I haven’t gotten to travel as much as I’d like, though there was a surprise trip to New York City in the summer and more road trips than we were ever comfortable taking in the past with the kids. I got outside, though a big chunk of my time is still spent inside, nose to my phone, reading or connecting or Tweeting. That’s a habit I’m having a hard time breaking, though a lot of vacation time in December got me out of my usual habits.

Cohesion.

Here’s the thing: I’m doing fine, everything’s great, but writing-wise, I feel like I’m kind of a mess. I did a lot of writing in 2014, maybe too much and not all of it as high a quality as I would have liked. I wrote a lot of things in a rush, I wrote a lot of other things antsy and not wanting to be sitting and just feeling my attention drifting constantly.  I don’t have the patience to sit and write for hours like I used to and that’s caused all kind of problems with bigger projects.

Mostly, I’ve let my work stuff affect stuff I should be working on at home and stuff I’m working on at home distract me from getting enough rest to focus and adequately tackle my weekly workload. I perform well under pressure, but that’s been requiring constant panicked pressure, and of course that gets exhausting.

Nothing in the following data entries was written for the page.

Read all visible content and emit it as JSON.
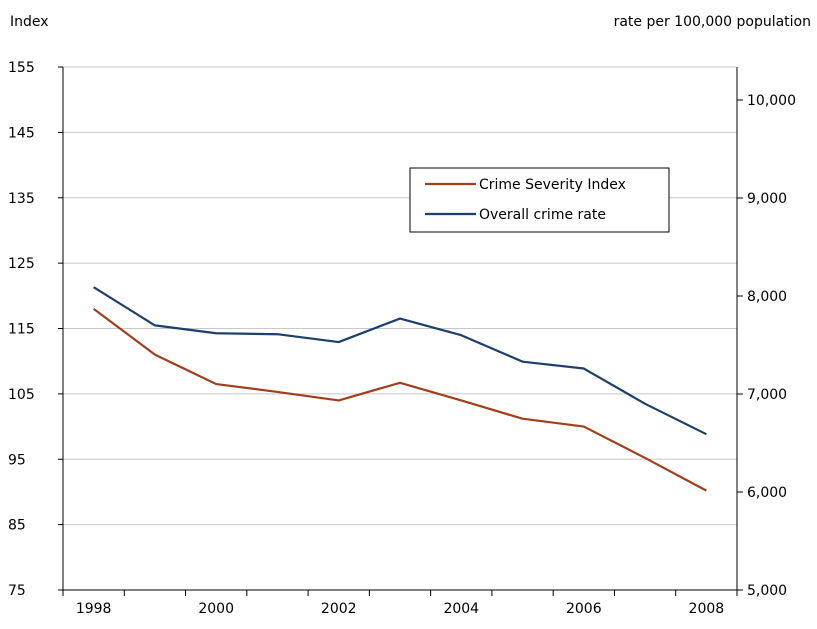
{
  "chart_data": {
    "type": "line",
    "title": "",
    "left_axis": {
      "label": "Index",
      "ylim": [
        75,
        155
      ],
      "ticks": [
        75,
        85,
        95,
        105,
        115,
        125,
        135,
        145,
        155
      ]
    },
    "right_axis": {
      "label": "rate per 100,000 population",
      "ylim": [
        5000,
        10000
      ],
      "ticks": [
        5000,
        6000,
        7000,
        8000,
        9000,
        10000
      ],
      "tick_labels": [
        "5,000",
        "6,000",
        "7,000",
        "8,000",
        "9,000",
        "10,000"
      ]
    },
    "x": [
      1998,
      1999,
      2000,
      2001,
      2002,
      2003,
      2004,
      2005,
      2006,
      2007,
      2008
    ],
    "xlim": [
      1997.5,
      2008.5
    ],
    "x_tick_labels": [
      "1998",
      "2000",
      "2002",
      "2004",
      "2006",
      "2008"
    ],
    "x_ticks": [
      1998,
      2000,
      2002,
      2004,
      2006,
      2008
    ],
    "grid": true,
    "legend": "top-right",
    "series": [
      {
        "name": "Crime Severity Index",
        "axis": "left",
        "color": "#a0401a",
        "values": [
          118,
          111,
          106.5,
          105.3,
          104,
          106.7,
          104,
          101.2,
          100,
          95.2,
          90.2
        ]
      },
      {
        "name": "Overall crime rate",
        "axis": "right",
        "color": "#1c3f6e",
        "values": [
          8090,
          7700,
          7620,
          7610,
          7530,
          7770,
          7600,
          7330,
          7260,
          6900,
          6590
        ]
      }
    ]
  }
}
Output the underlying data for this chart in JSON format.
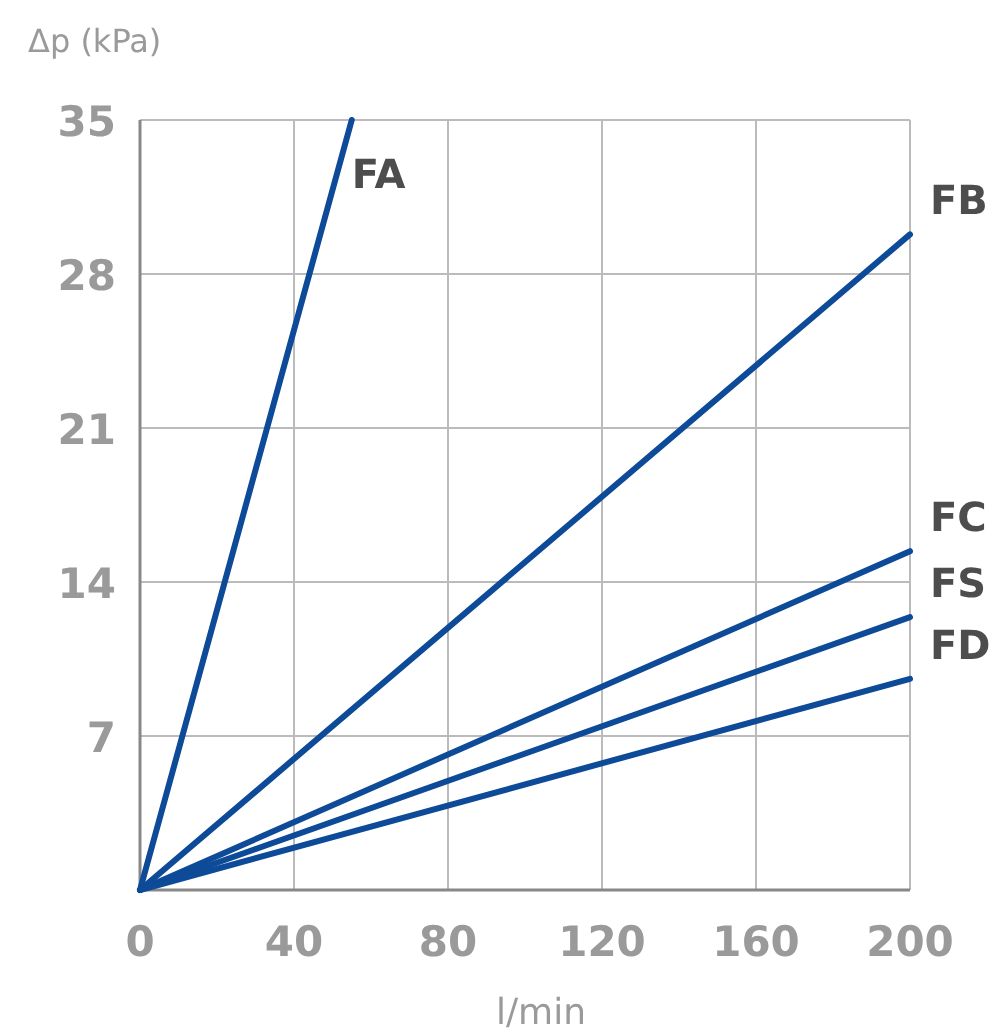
{
  "chart_data": {
    "type": "line",
    "xlabel": "l/min",
    "ylabel": "Δp (kPa)",
    "xlim": [
      0,
      200
    ],
    "ylim": [
      0,
      35
    ],
    "xticks": [
      0,
      40,
      80,
      120,
      160,
      200
    ],
    "yticks": [
      7,
      14,
      21,
      28,
      35
    ],
    "grid": true,
    "series": [
      {
        "name": "FA",
        "color": "#0d4a98",
        "x": [
          0,
          55
        ],
        "values": [
          0,
          35
        ]
      },
      {
        "name": "FB",
        "color": "#0d4a98",
        "x": [
          0,
          200
        ],
        "values": [
          0,
          29.8
        ]
      },
      {
        "name": "FC",
        "color": "#0d4a98",
        "x": [
          0,
          200
        ],
        "values": [
          0,
          15.4
        ]
      },
      {
        "name": "FS",
        "color": "#0d4a98",
        "x": [
          0,
          200
        ],
        "values": [
          0,
          12.4
        ]
      },
      {
        "name": "FD",
        "color": "#0d4a98",
        "x": [
          0,
          200
        ],
        "values": [
          0,
          9.6
        ]
      }
    ]
  }
}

This blog is a good example of the breakdown of that cohesion. It used to be essays and personal reflections and over the last few years, it’s become a dumping ground for links to all my work projects and writing elsewhere.  And since the last few posts, I literally wrote so much stuff for work and did so many podcasts that I couldn’t physically even list them all here. Even a bulleted list of all that stuff seemed too overwhelming and I spend several weeks of vacation just dancing around the idea of doing that instead of actually doing it.

And I’m kind of glad. I shouldn’t have spent my free time stressing like that. And maybe I’ll get to that now that I’m getting back into work mode, but what if I don’t? Would it be the end of the world if I didn’t deliver those blog posts to the only person who really cares about them at this point, me? Why am I such a demanding boss to myself? Can I give me a raise or something?

Bottom line is that I’ve had work/life balance issues, and not because of anyone but myself. My workplace is incredibly supportive and lenient about my work hours, work-from-home days and how I meet my deadlines. So much so that I’ve become my own worst critic, calling myself out for stuff that seems fine to everyone else and feeling guilty for not pushing myself harder on personal writing (like this blog).

So for 2015, starting from this first day of the year, I want to have better cohesion of those separate parts of me. Of Work Omar1 and Freelance Omar and Dad Omar, to make those guys work together instead of compartmentalizing and putting them at odds with each other. Am I the only one who feels like he’s wrangling different selves? Should I not have watched “The One I Love” right before bed?

There used to be a very clear line in my business between home writing and work writing and pretty organically, those lines have largely gone away. But I haven’t allowed myself to embrace that instead of creating more lines.

So, “Cohesion.” 2015.

That’s my word of the year.

And maybe I’ll get to those other catch-up blog posts, maybe not. I’ll let Complete Omar decide on that soon.

1

I hate when people refer to themselves in the third person. That’s Douche Omar talking, sorry.